Instants détournés : repenser notre perception de la réalité
Crédit visuel : Élodie Ah-Wong— Directrice artistique
Article rédigé par Sandra Uhlrich — Journaliste
Dans la galerie de l’organisme Voix Visuelle, située sur la rue Montréal, Catherine Garcia Cournoyer a récemment inauguré sa toute nouvelle exposition : Instants détournés. À travers ses photographies, l’artiste nous transporte dans un univers unique, mélangeant réalité et abstraction.
Du figuratif à l’abstraction
Constituée d’une dizaine d’œuvres, son exposition s’articule autour de la juxtaposition d’images. Garcia Cournoyer superpose numériquement plusieurs de ses photographies, créant une toute nouvelle composition : « C’est une jonction entre deux types d’images différentes qui viennent recréer un nouvel espace imaginaire que l’on n’aurait pas pu créer avec la réalité du quotidien. »
Sa base de travail repose en effet sur des éléments familiers : des nuages, des plafonds, du gravier, des escaliers, un arbre, etc. Autant de détails anodins auxquels on ne prête pas forcément attention.
Pour l’artiste, ces détails n’apparaissent véritablement qu’à l’issue d’une observation prolongée. Lorsqu’elle les assemble, ils perdent aussitôt leur caractère anodin. Elle confie éprouver un réel plaisir à explorer les contrastes : « Je joue avec cette idée de deux opposés qui se rejoignent pour créer une nouvelle harmonie. » Ainsi, nombre des œuvres exposées mêlent des éléments naturels, organiques, à d’autres plus structurels et géométriques. Son fil conducteur demeure le même : éveiller la curiosité.
La photographie : réalité ou perception ?
L’artiste aime également explorer la contradiction entre photographie et abstraction. En effet, il est commun de penser qu’une photographie capture un moment-T dans son exactitude : ce que montre la photo est nécessairement vrai.
Garcia Cournoyer le concède : « La photographie à la base, cherche à figer dans le temps un instant. » Pourtant, elle rappelle aussi que la photographie a toujours eu un caractère modifiable dès ses débuts. Même à l’époque de la photographie argentique, les retouches étaient déjà courantes.
Ainsi, l’artiste pluridisciplinaire s’intéresse davantage à ce que les photographies peuvent nous raconter qu’à ce qu’elles nous montrent : « J’expérimente un peu avec l’idée du souvenir modifié, détourné, qui crée une nouvelle réalité. » Ce sont des instants détournés.
L’œuvre « Lueur d’espoir » incarne parfaitement cette idée. À première vue, il est compliqué d’identifier les composantes. Gracia Cournoyer explique avoir utilisé un plan rapproché de l’urne de son grand-père. Elle part donc du figuratif pour évoquer une histoire : celle de l’espoir.

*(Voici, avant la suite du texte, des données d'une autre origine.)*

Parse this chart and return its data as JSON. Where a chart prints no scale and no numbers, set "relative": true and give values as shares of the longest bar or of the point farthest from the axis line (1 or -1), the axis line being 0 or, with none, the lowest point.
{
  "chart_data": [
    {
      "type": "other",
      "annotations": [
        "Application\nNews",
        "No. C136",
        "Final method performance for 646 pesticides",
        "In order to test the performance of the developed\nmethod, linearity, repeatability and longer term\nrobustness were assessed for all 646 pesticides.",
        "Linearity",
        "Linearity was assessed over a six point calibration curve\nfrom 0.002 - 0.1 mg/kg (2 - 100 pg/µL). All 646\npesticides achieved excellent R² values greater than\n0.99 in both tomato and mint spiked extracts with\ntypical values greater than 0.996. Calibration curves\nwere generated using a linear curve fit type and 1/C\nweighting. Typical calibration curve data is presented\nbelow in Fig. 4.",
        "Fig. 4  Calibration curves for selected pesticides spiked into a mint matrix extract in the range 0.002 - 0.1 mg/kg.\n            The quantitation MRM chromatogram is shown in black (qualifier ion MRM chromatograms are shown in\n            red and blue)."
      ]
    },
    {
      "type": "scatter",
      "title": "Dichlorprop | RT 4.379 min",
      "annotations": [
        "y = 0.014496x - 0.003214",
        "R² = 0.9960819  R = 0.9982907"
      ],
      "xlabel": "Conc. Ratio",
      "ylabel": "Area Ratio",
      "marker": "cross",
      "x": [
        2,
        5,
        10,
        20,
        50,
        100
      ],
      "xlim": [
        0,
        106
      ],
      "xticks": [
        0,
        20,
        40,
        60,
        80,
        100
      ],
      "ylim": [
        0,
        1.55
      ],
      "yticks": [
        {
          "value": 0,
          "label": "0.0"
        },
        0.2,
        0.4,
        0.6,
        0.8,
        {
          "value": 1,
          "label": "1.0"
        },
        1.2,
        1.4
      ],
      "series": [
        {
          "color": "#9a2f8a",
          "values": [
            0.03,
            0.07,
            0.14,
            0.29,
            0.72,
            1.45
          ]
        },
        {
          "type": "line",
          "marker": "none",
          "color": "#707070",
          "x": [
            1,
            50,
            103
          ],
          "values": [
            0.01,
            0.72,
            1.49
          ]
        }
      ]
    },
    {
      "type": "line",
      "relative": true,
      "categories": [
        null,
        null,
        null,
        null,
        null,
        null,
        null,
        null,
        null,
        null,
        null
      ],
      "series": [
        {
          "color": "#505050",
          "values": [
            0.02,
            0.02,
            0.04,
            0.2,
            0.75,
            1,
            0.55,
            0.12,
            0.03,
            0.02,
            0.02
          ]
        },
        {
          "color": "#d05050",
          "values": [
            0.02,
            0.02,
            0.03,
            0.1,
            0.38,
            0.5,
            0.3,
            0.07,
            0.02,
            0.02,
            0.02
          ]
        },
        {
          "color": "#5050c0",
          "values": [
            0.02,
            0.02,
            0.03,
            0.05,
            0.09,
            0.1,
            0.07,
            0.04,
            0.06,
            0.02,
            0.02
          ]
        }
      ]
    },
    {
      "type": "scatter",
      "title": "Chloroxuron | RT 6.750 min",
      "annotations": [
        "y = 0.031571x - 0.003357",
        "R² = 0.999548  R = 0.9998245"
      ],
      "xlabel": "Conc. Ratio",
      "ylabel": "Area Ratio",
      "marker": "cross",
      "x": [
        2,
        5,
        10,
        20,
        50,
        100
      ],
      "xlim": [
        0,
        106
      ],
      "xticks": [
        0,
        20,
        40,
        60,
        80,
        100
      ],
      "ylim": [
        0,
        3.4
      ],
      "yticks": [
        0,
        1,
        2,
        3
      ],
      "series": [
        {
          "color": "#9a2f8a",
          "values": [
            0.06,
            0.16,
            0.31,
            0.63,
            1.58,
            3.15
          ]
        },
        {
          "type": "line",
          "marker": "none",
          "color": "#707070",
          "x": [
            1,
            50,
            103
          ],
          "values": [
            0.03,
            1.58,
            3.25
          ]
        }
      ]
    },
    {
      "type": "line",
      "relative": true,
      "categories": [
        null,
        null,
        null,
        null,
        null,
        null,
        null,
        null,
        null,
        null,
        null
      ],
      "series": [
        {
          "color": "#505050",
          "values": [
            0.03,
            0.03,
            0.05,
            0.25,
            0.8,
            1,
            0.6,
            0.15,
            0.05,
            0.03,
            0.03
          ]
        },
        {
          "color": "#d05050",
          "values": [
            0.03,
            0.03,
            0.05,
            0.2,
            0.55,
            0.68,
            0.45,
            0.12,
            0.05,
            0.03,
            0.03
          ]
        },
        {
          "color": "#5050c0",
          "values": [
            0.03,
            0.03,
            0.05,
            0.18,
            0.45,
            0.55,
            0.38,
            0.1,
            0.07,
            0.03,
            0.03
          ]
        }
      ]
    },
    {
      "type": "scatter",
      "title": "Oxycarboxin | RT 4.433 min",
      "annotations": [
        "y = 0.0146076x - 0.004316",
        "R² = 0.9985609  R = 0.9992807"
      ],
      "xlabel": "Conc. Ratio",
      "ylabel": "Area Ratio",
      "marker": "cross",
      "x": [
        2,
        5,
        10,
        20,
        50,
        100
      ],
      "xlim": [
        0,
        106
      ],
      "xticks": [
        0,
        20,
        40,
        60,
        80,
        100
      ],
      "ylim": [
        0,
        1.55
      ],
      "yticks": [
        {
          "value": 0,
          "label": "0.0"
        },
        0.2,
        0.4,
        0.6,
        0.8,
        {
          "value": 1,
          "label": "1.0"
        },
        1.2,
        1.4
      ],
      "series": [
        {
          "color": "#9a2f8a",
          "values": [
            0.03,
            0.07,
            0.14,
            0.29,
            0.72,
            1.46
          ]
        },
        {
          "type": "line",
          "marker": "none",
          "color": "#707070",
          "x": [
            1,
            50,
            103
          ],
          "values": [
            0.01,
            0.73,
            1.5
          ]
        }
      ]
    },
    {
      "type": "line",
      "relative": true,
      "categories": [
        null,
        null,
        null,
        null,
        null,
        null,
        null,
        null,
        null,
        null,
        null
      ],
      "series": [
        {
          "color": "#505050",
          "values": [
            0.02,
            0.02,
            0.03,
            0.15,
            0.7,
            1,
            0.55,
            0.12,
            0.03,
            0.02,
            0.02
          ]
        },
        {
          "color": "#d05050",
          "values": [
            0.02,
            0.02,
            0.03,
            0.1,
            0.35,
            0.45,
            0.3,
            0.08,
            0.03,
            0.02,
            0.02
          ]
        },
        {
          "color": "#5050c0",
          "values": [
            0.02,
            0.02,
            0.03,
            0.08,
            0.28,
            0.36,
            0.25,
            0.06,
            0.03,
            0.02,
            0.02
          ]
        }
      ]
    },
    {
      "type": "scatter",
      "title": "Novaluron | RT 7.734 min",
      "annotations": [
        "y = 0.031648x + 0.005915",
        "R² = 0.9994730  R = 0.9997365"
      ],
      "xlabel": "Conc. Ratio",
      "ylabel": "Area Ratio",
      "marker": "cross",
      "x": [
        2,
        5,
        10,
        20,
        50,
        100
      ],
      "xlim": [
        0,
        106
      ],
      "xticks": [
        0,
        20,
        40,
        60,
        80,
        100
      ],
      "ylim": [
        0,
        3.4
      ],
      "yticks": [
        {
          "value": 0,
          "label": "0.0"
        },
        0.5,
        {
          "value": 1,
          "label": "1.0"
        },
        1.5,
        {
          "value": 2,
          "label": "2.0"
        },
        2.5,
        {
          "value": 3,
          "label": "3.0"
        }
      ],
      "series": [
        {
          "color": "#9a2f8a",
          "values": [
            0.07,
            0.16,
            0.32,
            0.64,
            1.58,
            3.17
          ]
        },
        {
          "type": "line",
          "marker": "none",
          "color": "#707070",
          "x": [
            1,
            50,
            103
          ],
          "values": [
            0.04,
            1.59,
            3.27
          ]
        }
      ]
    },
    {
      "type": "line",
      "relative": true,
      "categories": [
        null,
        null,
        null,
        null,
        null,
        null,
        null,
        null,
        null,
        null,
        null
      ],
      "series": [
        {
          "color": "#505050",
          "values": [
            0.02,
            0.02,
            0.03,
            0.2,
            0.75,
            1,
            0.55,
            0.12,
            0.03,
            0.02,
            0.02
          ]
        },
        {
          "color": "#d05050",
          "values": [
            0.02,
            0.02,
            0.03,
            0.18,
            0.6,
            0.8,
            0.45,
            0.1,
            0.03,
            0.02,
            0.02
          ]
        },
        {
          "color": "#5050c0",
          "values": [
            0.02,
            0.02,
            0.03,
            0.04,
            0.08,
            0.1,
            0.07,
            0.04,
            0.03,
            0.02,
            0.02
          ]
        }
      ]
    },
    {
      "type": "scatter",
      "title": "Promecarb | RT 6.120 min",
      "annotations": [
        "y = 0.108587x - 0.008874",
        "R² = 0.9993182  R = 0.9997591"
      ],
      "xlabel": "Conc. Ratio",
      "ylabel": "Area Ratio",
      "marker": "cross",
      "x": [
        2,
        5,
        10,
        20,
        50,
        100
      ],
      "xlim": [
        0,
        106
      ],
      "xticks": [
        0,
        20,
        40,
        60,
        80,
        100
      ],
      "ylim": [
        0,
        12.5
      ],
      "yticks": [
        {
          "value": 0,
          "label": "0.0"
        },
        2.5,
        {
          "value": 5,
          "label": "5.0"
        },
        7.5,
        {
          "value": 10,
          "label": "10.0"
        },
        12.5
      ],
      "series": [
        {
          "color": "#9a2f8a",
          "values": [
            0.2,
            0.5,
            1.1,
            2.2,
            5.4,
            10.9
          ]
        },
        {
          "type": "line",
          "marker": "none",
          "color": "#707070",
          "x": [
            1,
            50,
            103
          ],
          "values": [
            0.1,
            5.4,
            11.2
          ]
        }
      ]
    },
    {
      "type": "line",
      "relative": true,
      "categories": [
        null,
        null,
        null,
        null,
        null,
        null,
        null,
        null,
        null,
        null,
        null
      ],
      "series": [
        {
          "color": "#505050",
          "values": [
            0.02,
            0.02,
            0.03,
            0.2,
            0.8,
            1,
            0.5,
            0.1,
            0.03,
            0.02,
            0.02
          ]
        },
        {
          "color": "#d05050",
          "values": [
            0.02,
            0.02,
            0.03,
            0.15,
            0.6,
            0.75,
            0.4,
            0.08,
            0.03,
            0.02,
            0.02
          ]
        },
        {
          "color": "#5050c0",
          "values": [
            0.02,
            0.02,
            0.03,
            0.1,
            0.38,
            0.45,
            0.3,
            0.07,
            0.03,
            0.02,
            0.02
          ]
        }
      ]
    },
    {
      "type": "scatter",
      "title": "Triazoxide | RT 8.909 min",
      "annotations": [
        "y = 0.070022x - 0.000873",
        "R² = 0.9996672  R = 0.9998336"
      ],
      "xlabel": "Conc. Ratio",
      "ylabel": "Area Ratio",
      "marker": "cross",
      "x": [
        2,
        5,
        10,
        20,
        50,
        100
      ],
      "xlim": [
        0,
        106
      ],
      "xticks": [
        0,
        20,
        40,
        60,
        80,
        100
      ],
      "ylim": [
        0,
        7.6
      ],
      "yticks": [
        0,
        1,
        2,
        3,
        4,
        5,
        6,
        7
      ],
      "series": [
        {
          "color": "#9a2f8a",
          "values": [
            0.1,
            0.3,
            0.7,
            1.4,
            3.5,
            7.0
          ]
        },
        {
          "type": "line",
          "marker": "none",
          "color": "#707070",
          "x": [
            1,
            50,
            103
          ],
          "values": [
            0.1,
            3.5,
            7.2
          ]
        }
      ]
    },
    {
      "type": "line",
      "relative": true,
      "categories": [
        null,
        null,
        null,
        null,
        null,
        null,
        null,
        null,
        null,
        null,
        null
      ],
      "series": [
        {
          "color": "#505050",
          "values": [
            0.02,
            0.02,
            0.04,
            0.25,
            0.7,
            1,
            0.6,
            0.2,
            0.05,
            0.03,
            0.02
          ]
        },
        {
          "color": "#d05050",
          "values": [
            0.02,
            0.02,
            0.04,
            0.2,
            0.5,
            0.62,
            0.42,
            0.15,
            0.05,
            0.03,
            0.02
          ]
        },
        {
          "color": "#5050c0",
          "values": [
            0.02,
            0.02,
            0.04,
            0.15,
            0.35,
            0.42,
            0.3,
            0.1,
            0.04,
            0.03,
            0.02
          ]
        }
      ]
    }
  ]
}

Par leur caractère abstrait, ses œuvres permettent à chacun de se les approprier de façon subjective. Pour la photographe, il est normal que chacun.e ressente une émotion différente par rapport aux images, en fonction de son vécu et de son état du moment.
Bien que la photographie demeure fondamentalement à l’honneur dans son travail de création, Garcia Cournoyer y glisse tout de même un clin d’œil à ses premières amours, par le choix du papier sur lequel ses œuvres sont imprimées. En effet, designer graphique de métier, formée en peinture, elle travaille notamment à l’encre de Chine. Elle a ainsi choisi d’imprimer ses photos sur du papier aquarelle, afin de jouer encore davantage avec les textures.
Pour ces prochaines œuvres, elle souhaite approfondir cette rencontre entre une pluralité de disciplines, en liant illustration et photographie. Elle partage : « C’est un nouveau style que je suis en train de développer en ce moment, l’illustration combinée avec mes montages photographiques. » Un nouveau style de juxtaposition donc.
La Galerie de Voix visuelle
L’organisation « Voix visuelle » a vu le jour en 2007 dans le secteur de Vanier. Comme le souligne Ruth Egue, l’actuelle directrice générale du centre, « [ils.elles] travaillent au rayonnement des artistes francophones, particulièrement en arts visuels numériques. » Des ateliers sont proposés aux membres, et l’organisation « Voix visuelle » offre un espace d’exposition à ses artistes, dans lequel Garcia Cournouyer expose actuellement.
Pour Egue, c’est une richesse de pouvoir mettre de l’avant ce que les artistes franco-ontarien.ne.s ont comme créativité, surtout dans un milieu où ils sont minoritaires. Une communauté dynamique qui, selon elle, mérite d’être reconnue.